The Three Major Functions of Rape Allegations

Let’s first look at the results of a study cited in the research paper mentioned above. Over nine years, rape allegations were examined in a Mid-Western US town with a population of 70,000.

Over this time, 109 rape cases were disposed of, of which 45 were deemed to be false – making up 45% of the initial number. Now, these numbers aren't based on a police hypothesis. They stem from the women in question admitting their accusation was a fabrication.

Why Would This Happen, Though?

How could someone tell a lie that would destroy an innocent person's life?

According to the data, those who made false claims presented three main motives or functions to their act:

  • Providing an alibi
  • Seeking revenge
  • Obtaining sympathy or attention

Many detractors of this research claim that such motivations don’t exist, but data and the facts tell a different story.

Counterarguments to Consider

There is the elephant in the room regarding women admitting to false claims of rape. The research does bring up that these recantations might be a survival mechanism in and of themselves. For instance, this might concern avoiding another assault. Some women may wish to forego the trauma of a police investigation and the prying questions that come with it.

Some false recantations do happen for those reasons.
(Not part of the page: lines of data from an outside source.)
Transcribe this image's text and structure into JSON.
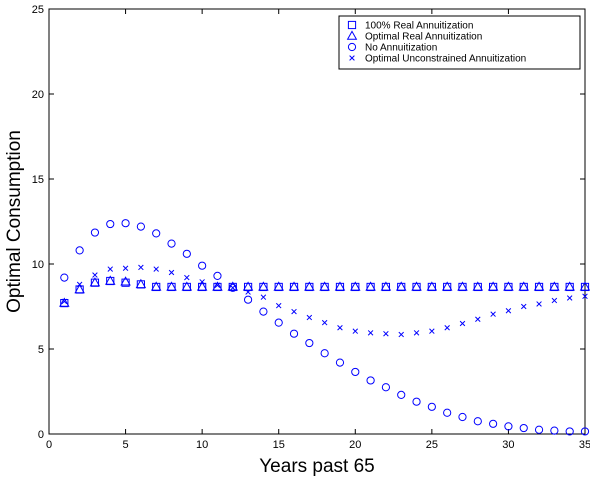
{
  "chart_data": {
    "type": "scatter",
    "xlabel": "Years past 65",
    "ylabel": "Optimal Consumption",
    "xlim": [
      0,
      35
    ],
    "ylim": [
      0,
      25
    ],
    "x_ticks": [
      0,
      5,
      10,
      15,
      20,
      25,
      30,
      35
    ],
    "y_ticks": [
      0,
      5,
      10,
      15,
      20,
      25
    ],
    "grid": false,
    "legend_position": "top-right",
    "marker_color": "#0000ff",
    "x": [
      1,
      2,
      3,
      4,
      5,
      6,
      7,
      8,
      9,
      10,
      11,
      12,
      13,
      14,
      15,
      16,
      17,
      18,
      19,
      20,
      21,
      22,
      23,
      24,
      25,
      26,
      27,
      28,
      29,
      30,
      31,
      32,
      33,
      34,
      35
    ],
    "series": [
      {
        "name": "100% Real Annuitization",
        "marker": "square",
        "values": [
          7.7,
          8.5,
          8.9,
          9.0,
          8.9,
          8.8,
          8.65,
          8.65,
          8.65,
          8.65,
          8.65,
          8.65,
          8.65,
          8.65,
          8.65,
          8.65,
          8.65,
          8.65,
          8.65,
          8.65,
          8.65,
          8.65,
          8.65,
          8.65,
          8.65,
          8.65,
          8.65,
          8.65,
          8.65,
          8.65,
          8.65,
          8.65,
          8.65,
          8.65,
          8.65
        ]
      },
      {
        "name": "Optimal Real Annuitization",
        "marker": "triangle",
        "values": [
          7.7,
          8.5,
          8.9,
          9.0,
          8.95,
          8.8,
          8.65,
          8.65,
          8.65,
          8.65,
          8.65,
          8.65,
          8.65,
          8.65,
          8.65,
          8.65,
          8.65,
          8.65,
          8.65,
          8.65,
          8.65,
          8.65,
          8.65,
          8.65,
          8.65,
          8.65,
          8.65,
          8.65,
          8.65,
          8.65,
          8.65,
          8.65,
          8.65,
          8.65,
          8.65
        ]
      },
      {
        "name": "No Annuitization",
        "marker": "circle",
        "values": [
          9.2,
          10.8,
          11.85,
          12.35,
          12.4,
          12.2,
          11.8,
          11.2,
          10.6,
          9.9,
          9.3,
          8.6,
          7.9,
          7.2,
          6.55,
          5.9,
          5.35,
          4.75,
          4.2,
          3.65,
          3.15,
          2.75,
          2.3,
          1.9,
          1.6,
          1.25,
          1.0,
          0.75,
          0.6,
          0.45,
          0.35,
          0.25,
          0.2,
          0.15,
          0.15
        ]
      },
      {
        "name": "Optimal Unconstrained Annuitization",
        "marker": "x",
        "values": [
          7.8,
          8.8,
          9.35,
          9.7,
          9.75,
          9.8,
          9.7,
          9.5,
          9.2,
          8.95,
          8.75,
          8.6,
          8.35,
          8.05,
          7.55,
          7.2,
          6.85,
          6.55,
          6.25,
          6.05,
          5.95,
          5.9,
          5.85,
          5.95,
          6.05,
          6.25,
          6.5,
          6.75,
          7.05,
          7.25,
          7.5,
          7.65,
          7.85,
          8.0,
          8.1
        ]
      }
    ]
  }
}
However, the idea that each retraction of an allegation isn't truthful would be highly unlikely, and something nobody could possibly prove.

Furthermore, the article points out that the police had little reason to believe the recantations were false. Generally, the lying was proven through the strength of a rigorous police investigation.

Perhaps most people aren't going to make false allegations about such a thing, but the fact that it’s a possibility means diligence in preventing an innocent person from being found guilty is critical.

The Magnitude of False Rape Allegations

Society has its perceptions about people who've been accused of rape. You could prove your innocence 10,000 times over and still have your reputation tarnished and be perceived as someone who's done something wrong.

Still, you didn't do anything wrong.

There is plenty of motivation to make false claims, all of which your legal team should examine in tremendous depth. Since you're innocent, after performing some much-needed due diligence, the truth will eventually come out, and you'll be in the free and clear.